Both sides have become more entrenched and the language increasingly confrontational, with the president comparing the strike to the threat posed by North Korea.
President issued an executive order to force cement-truck drivers to return to work last week, but compliance has been slow, despite the risk of imprisonment, fines and licence suspension.
Now the president is now looking to extend the executive order to truckers delivering petroleum products and steel, after the Cargo Truckers Solidarity Union (CSTU) refused to yield to government demands to return to work.
The government is standing firm on not yielding to the truckers’ demands that the Safe Trucking Freight Rates System (STFRS), introduced in 2020, be made permanent.
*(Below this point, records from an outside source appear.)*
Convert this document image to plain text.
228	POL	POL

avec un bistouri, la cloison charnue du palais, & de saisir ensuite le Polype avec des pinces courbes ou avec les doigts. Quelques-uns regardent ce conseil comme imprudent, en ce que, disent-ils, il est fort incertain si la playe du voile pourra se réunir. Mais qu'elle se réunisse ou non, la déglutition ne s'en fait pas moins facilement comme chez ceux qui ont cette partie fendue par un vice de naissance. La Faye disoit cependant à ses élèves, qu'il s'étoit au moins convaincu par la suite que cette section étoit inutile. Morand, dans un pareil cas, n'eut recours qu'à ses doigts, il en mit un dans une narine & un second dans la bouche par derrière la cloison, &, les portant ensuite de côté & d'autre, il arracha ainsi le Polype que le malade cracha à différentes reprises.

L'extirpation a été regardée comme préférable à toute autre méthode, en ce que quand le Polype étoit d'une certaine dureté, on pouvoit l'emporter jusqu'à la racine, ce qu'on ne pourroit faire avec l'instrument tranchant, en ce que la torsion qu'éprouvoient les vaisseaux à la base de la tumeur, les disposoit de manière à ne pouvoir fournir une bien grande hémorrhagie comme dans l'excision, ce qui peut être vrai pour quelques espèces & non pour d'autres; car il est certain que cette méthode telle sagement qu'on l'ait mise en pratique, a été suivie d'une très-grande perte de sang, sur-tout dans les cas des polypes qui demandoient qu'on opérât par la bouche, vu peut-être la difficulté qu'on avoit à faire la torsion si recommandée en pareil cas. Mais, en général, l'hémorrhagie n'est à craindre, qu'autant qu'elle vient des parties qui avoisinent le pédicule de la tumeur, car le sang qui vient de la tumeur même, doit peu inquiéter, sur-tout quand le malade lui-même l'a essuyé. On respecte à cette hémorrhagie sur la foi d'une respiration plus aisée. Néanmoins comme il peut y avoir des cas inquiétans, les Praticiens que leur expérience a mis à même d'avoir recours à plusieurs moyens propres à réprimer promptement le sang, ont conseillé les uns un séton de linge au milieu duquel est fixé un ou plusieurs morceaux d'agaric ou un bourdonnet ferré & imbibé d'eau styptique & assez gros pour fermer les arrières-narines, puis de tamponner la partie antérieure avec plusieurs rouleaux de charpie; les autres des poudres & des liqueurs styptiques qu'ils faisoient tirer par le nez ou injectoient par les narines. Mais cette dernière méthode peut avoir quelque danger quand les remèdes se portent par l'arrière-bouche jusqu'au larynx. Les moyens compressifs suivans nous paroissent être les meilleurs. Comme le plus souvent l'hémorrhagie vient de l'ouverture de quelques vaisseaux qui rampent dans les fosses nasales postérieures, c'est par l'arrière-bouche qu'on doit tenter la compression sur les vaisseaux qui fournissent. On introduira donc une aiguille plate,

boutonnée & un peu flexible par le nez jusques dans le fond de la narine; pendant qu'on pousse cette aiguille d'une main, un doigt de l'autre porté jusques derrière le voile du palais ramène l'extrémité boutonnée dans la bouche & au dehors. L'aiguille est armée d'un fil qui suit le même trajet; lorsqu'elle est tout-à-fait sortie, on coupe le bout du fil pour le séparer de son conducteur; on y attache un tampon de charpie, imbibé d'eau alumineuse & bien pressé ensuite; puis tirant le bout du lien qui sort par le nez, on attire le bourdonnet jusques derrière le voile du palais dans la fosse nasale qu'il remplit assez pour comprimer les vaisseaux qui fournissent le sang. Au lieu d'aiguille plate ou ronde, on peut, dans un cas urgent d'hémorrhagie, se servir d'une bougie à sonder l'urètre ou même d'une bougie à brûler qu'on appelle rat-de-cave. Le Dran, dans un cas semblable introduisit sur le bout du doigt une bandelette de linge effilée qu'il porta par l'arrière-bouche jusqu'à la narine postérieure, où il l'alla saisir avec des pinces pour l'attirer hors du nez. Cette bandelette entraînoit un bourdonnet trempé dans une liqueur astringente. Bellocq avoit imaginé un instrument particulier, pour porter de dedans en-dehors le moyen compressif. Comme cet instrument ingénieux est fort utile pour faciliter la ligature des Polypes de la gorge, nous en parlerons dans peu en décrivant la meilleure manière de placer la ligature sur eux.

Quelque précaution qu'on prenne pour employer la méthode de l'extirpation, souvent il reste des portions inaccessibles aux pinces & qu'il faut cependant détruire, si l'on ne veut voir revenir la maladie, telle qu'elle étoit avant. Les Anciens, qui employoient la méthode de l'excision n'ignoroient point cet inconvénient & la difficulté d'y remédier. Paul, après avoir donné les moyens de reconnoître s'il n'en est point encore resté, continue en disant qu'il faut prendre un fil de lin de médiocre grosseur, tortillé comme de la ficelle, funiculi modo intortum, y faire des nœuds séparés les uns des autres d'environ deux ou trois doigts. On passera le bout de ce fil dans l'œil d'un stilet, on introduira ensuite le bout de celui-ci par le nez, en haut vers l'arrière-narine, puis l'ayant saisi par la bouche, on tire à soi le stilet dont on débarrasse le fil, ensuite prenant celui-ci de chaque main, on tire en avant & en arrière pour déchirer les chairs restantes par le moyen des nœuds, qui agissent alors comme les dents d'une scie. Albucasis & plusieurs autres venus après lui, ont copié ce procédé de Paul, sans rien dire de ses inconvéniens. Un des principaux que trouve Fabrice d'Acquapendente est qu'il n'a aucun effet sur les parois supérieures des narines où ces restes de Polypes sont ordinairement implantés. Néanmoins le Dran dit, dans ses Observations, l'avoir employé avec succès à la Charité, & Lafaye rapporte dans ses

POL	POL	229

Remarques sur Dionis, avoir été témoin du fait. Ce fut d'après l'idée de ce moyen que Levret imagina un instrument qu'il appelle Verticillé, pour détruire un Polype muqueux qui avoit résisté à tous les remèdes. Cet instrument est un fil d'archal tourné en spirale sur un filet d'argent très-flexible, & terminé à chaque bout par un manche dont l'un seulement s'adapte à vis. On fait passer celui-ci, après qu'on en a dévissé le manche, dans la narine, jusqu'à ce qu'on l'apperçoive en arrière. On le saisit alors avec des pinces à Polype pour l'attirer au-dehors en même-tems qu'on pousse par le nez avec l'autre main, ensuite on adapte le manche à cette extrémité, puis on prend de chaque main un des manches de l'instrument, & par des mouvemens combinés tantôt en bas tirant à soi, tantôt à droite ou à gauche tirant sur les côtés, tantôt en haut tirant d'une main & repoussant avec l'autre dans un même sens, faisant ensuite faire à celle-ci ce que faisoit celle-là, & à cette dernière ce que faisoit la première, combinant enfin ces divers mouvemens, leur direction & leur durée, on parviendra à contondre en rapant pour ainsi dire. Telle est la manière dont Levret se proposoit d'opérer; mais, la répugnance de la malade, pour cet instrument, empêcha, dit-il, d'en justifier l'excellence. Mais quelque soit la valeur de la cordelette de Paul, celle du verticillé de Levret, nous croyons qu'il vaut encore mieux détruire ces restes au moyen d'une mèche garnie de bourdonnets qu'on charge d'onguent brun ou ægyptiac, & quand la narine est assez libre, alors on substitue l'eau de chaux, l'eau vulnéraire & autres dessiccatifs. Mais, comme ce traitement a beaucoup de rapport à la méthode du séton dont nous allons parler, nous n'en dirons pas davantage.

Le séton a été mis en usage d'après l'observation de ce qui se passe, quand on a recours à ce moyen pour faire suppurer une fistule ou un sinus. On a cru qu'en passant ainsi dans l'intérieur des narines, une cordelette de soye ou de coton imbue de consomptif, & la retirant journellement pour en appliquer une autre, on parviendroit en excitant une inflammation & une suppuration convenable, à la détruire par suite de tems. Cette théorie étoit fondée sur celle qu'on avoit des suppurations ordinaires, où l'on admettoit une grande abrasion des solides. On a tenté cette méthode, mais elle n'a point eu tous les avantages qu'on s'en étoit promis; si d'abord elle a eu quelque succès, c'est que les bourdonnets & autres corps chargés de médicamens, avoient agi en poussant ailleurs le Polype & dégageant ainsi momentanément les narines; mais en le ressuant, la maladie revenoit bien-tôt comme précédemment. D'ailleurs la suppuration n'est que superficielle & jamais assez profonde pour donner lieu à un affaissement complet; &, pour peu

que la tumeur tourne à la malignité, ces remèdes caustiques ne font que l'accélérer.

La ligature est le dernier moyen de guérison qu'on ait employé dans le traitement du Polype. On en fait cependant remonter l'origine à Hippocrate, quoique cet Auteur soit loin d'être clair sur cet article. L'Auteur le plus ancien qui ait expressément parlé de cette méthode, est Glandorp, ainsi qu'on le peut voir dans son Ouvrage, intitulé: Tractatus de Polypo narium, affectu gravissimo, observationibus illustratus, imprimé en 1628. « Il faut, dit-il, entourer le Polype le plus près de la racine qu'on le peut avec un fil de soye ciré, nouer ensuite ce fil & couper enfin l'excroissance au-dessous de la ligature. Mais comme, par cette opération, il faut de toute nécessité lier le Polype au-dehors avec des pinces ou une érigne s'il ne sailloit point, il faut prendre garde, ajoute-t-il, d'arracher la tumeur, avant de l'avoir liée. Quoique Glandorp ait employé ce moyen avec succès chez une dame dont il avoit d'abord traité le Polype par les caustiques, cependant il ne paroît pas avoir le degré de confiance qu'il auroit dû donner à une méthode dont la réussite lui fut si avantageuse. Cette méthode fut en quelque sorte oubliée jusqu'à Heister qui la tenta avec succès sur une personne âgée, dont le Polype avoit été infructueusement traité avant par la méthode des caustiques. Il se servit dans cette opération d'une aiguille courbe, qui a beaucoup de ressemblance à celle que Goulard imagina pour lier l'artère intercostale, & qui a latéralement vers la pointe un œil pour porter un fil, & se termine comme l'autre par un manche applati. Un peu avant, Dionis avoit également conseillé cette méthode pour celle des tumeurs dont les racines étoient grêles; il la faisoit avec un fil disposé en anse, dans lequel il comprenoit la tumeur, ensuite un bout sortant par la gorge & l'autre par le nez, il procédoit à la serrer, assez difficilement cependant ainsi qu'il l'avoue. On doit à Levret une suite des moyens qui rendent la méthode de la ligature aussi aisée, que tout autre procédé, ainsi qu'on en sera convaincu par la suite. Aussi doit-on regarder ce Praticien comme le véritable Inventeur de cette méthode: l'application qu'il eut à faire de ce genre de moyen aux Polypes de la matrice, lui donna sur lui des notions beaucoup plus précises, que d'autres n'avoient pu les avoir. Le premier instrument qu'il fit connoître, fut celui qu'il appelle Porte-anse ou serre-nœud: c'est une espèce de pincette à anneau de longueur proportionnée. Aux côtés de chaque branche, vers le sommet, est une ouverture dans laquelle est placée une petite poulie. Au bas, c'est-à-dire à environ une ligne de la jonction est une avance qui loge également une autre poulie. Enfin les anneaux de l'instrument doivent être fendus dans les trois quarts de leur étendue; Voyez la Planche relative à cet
Presidential aides said today the president regards the truckers as a serious threat. The dispute is the second of its kind this year, after an eight-day strike in June was resolved by extending the STFRS to end-2025
According to aides, President had said: “If we bow to illegal actions and violence, the vicious cycle will continue.”
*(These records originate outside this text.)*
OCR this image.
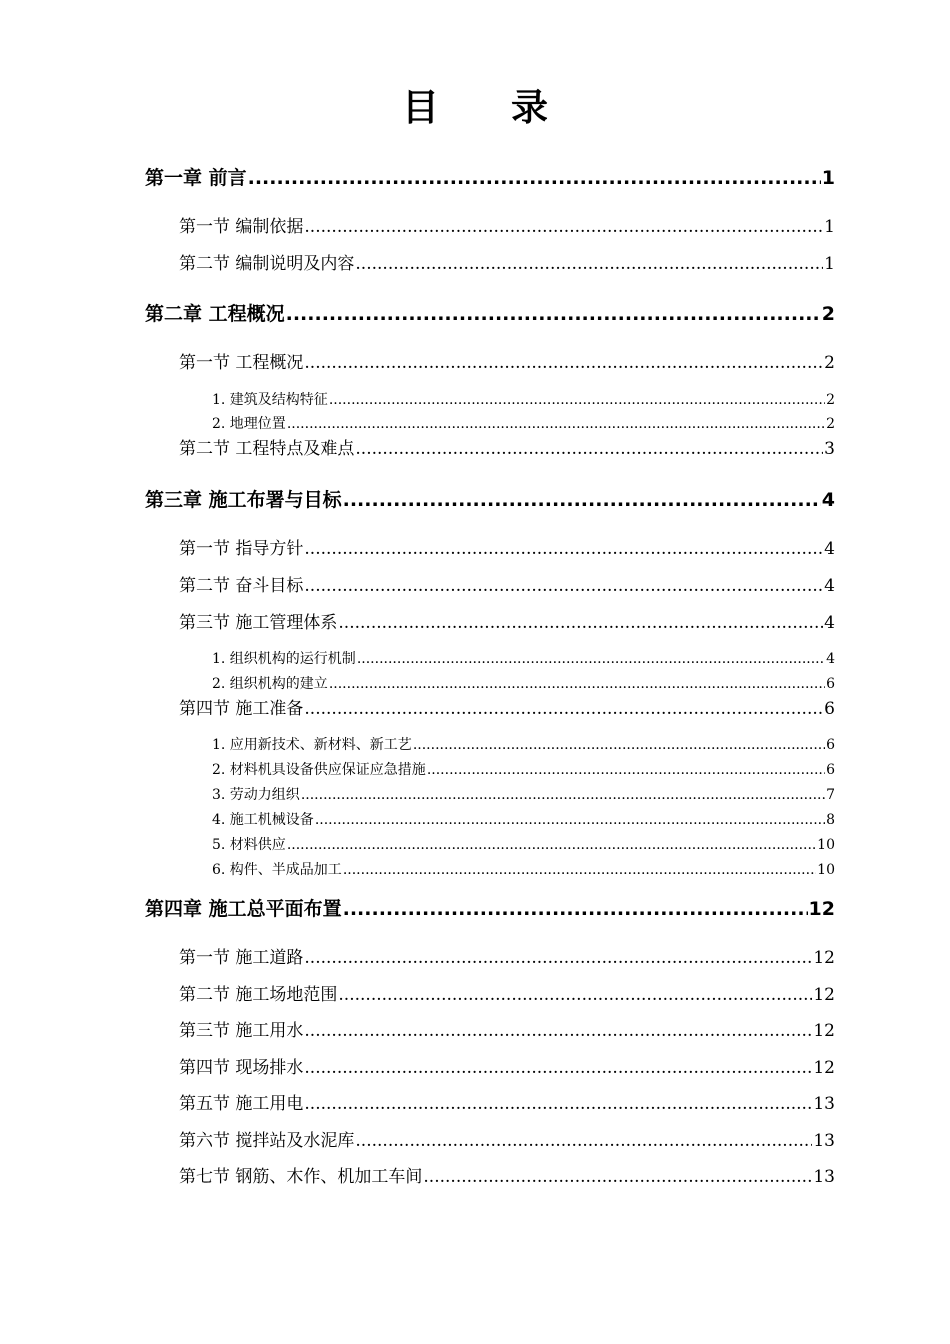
目 录
第一章 前言 .....	1
第一节 编制依据 .....	1
第二节 编制说明及内容 .....	1
第二章 工程概况 .....	2
第一节 工程概况 .....	2
1. 建筑及结构特征 .....	2
2. 地理位置 .....	2
第二节 工程特点及难点 .....	3
第三章 施工布署与目标 .....	4
第一节 指导方针 .....	4
第二节 奋斗目标 .....	4
第三节 施工管理体系 .....	4
1. 组织机构的运行机制 .....	4
2. 组织机构的建立 .....	6
第四节 施工准备 .....	6
1. 应用新技术、新材料、新工艺 .....	6
2. 材料机具设备供应保证应急措施 .....	6
3. 劳动力组织 .....	7
4. 施工机械设备 .....	8
5. 材料供应 .....	10
6. 构件、半成品加工 .....	10
第四章 施工总平面布置 .....	12
第一节 施工道路 .....	12
第二节 施工场地范围 .....	12
第三节 施工用水 .....	12
第四节 现场排水 .....	12
第五节 施工用电 .....	13
第六节 搅拌站及水泥库 .....	13
第七节 钢筋、木作、机加工车间 .....	13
The Korea International Trade Association (KITA), representing the country’s shippers, backs the government’s position, saying saying the STFRS has only made logistics more expensive.
The Korea Shipping Association (KSA), which represents companies engaged in coastal and shortsea shipping, and the Korea International Freight Forwarders Association (KIFFA) have joined KITA in urging the truckers to end the industrial action and for the government to take sterner action.
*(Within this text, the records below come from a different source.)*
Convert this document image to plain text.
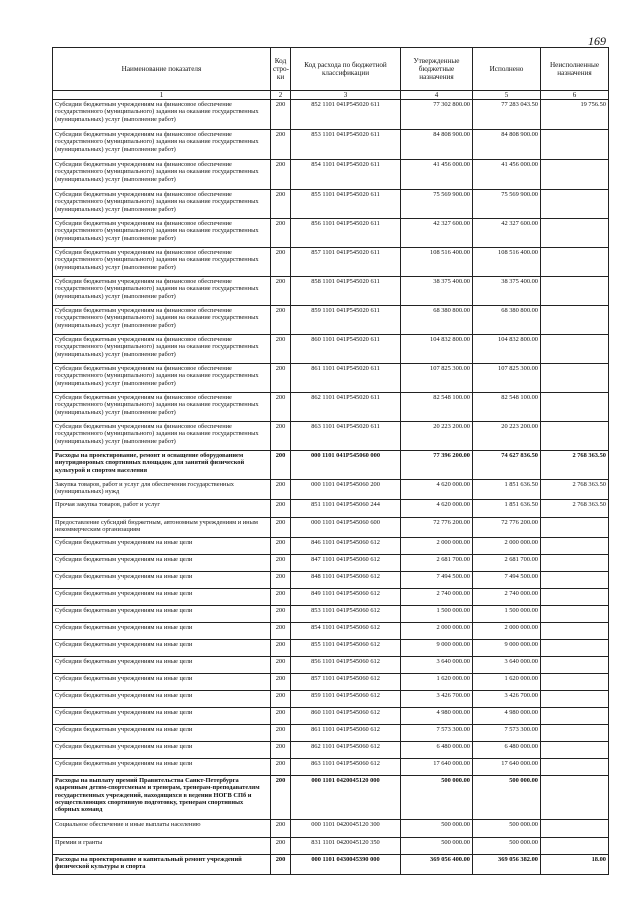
169
Наименование показателя	Код стро-ки	Код расхода по бюджетной классификации	Утвержденные бюджетные назначения	Исполнено	Неисполненные назначения
1	2	3	4	5	6
Субсидии бюджетным учреждениям на финансовое обеспечение государственного (муниципального) задания на оказание государственных (муниципальных) услуг (выполнение работ)	200	852 1101 041P545020 611	77 302 800.00	77 283 043.50	19 756.50
Субсидии бюджетным учреждениям на финансовое обеспечение государственного (муниципального) задания на оказание государственных (муниципальных) услуг (выполнение работ)	200	853 1101 041P545020 611	84 808 900.00	84 808 900.00	
Субсидии бюджетным учреждениям на финансовое обеспечение государственного (муниципального) задания на оказание государственных (муниципальных) услуг (выполнение работ)	200	854 1101 041P545020 611	41 456 000.00	41 456 000.00	
Субсидии бюджетным учреждениям на финансовое обеспечение государственного (муниципального) задания на оказание государственных (муниципальных) услуг (выполнение работ)	200	855 1101 041P545020 611	75 569 900.00	75 569 900.00	
Субсидии бюджетным учреждениям на финансовое обеспечение государственного (муниципального) задания на оказание государственных (муниципальных) услуг (выполнение работ)	200	856 1101 041P545020 611	42 327 600.00	42 327 600.00	
Субсидии бюджетным учреждениям на финансовое обеспечение государственного (муниципального) задания на оказание государственных (муниципальных) услуг (выполнение работ)	200	857 1101 041P545020 611	108 516 400.00	108 516 400.00	
Субсидии бюджетным учреждениям на финансовое обеспечение государственного (муниципального) задания на оказание государственных (муниципальных) услуг (выполнение работ)	200	858 1101 041P545020 611	38 375 400.00	38 375 400.00	
Субсидии бюджетным учреждениям на финансовое обеспечение государственного (муниципального) задания на оказание государственных (муниципальных) услуг (выполнение работ)	200	859 1101 041P545020 611	68 380 800.00	68 380 800.00	
Субсидии бюджетным учреждениям на финансовое обеспечение государственного (муниципального) задания на оказание государственных (муниципальных) услуг (выполнение работ)	200	860 1101 041P545020 611	104 832 800.00	104 832 800.00	
Субсидии бюджетным учреждениям на финансовое обеспечение государственного (муниципального) задания на оказание государственных (муниципальных) услуг (выполнение работ)	200	861 1101 041P545020 611	107 825 300.00	107 825 300.00	
Субсидии бюджетным учреждениям на финансовое обеспечение государственного (муниципального) задания на оказание государственных (муниципальных) услуг (выполнение работ)	200	862 1101 041P545020 611	82 548 100.00	82 548 100.00	
Субсидии бюджетным учреждениям на финансовое обеспечение государственного (муниципального) задания на оказание государственных (муниципальных) услуг (выполнение работ)	200	863 1101 041P545020 611	20 223 200.00	20 223 200.00	
Расходы на проектирование, ремонт и оснащение оборудованием внутридворовых спортивных площадок для занятий физической культурой и спортом населения	200	000 1101 041P545060 000	77 396 200.00	74 627 836.50	2 768 363.50
Закупка товаров, работ и услуг для обеспечения государственных (муниципальных) нужд	200	000 1101 041P545060 200	4 620 000.00	1 851 636.50	2 768 363.50
Прочая закупка товаров, работ и услуг	200	851 1101 041P545060 244	4 620 000.00	1 851 636.50	2 768 363.50
Предоставление субсидий бюджетным, автономным учреждениям и иным некоммерческим организациям	200	000 1101 041P545060 600	72 776 200.00	72 776 200.00	
Субсидии бюджетным учреждениям на иные цели	200	846 1101 041P545060 612	2 000 000.00	2 000 000.00	
Субсидии бюджетным учреждениям на иные цели	200	847 1101 041P545060 612	2 681 700.00	2 681 700.00	
Субсидии бюджетным учреждениям на иные цели	200	848 1101 041P545060 612	7 494 500.00	7 494 500.00	
Субсидии бюджетным учреждениям на иные цели	200	849 1101 041P545060 612	2 740 000.00	2 740 000.00	
Субсидии бюджетным учреждениям на иные цели	200	853 1101 041P545060 612	1 500 000.00	1 500 000.00	
Субсидии бюджетным учреждениям на иные цели	200	854 1101 041P545060 612	2 000 000.00	2 000 000.00	
Субсидии бюджетным учреждениям на иные цели	200	855 1101 041P545060 612	9 000 000.00	9 000 000.00	
Субсидии бюджетным учреждениям на иные цели	200	856 1101 041P545060 612	3 640 000.00	3 640 000.00	
Субсидии бюджетным учреждениям на иные цели	200	857 1101 041P545060 612	1 620 000.00	1 620 000.00	
Субсидии бюджетным учреждениям на иные цели	200	859 1101 041P545060 612	3 426 700.00	3 426 700.00	
Субсидии бюджетным учреждениям на иные цели	200	860 1101 041P545060 612	4 980 000.00	4 980 000.00	
Субсидии бюджетным учреждениям на иные цели	200	861 1101 041P545060 612	7 573 300.00	7 573 300.00	
Субсидии бюджетным учреждениям на иные цели	200	862 1101 041P545060 612	6 480 000.00	6 480 000.00	
Субсидии бюджетным учреждениям на иные цели	200	863 1101 041P545060 612	17 640 000.00	17 640 000.00	
Расходы на выплату премий Правительства Санкт-Петербурга одаренным детям-спортсменам и тренерам, тренерам-преподавателям государственных учреждений, находящихся в ведении НОГВ СПб и осуществляющих спортивную подготовку, тренерам спортивных сборных команд	200	000 1101 0420045120 000	500 000.00	500 000.00	
Социальное обеспечение и иные выплаты населению	200	000 1101 0420045120 300	500 000.00	500 000.00	
Премии и гранты	200	831 1101 0420045120 350	500 000.00	500 000.00	
Расходы на проектирование и капитальный ремонт учреждений физической культуры и спорта	200	000 1101 0430045390 000	369 056 400.00	369 056 382.00	18.00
KSA said: “Due to the refusal of cargo to transport, the backlog of cement, steel and petrochemical products, which accounts for 53% of the volume transported by coastal shipping, is accumulating, leading to the suspension of shipping operations. If the strike continues due to the restriction of tanker lorry vehicles entering the refineries, the supply of fuel oil to ships will also be seriously disrupted.”
KIFFA said the government should issue executive orders to all the striking truckers, and not just those in selected segments.
The association said: “The strike has made it difficult for small and medium-sized import-export companies and logistics companies to comply with delivery dates, as the transport of raw and subsidiary materials has been blocked, and they are being forced into a situation of breaking contracts and cutting off business partners.”
The ruling People Power Party has also accused the Korea Confederation of Trade Unions, to which CSTU belongs, of serving as a spokesperson for North Korea, after the group posted a “message of solidarity” by a North Korean labour union on its website. In contrast, the main opposition Democratic Party is claiming President Yoon is hostile towards workers.
Meanwhile, a planned strike by Korea Railroad Corp (KORAIL) workers was averted on Friday.
The Korean Railway Workers’ Union had threatened to begin a walkout at 9am local time, as it demanded a wage increase of KRW187,000 ($143) per month, a “transparent” promotion system and maintenance of the criteria for performance-based pay. The strike would have hit 85% of cargo services.
KORAIL agreed to work with the ministry of finance to resolve the wage grievance and to provide better working conditions, after a worker was killed trying to connect and separate cargo trains at Obong Station in Uiwang on 1 November.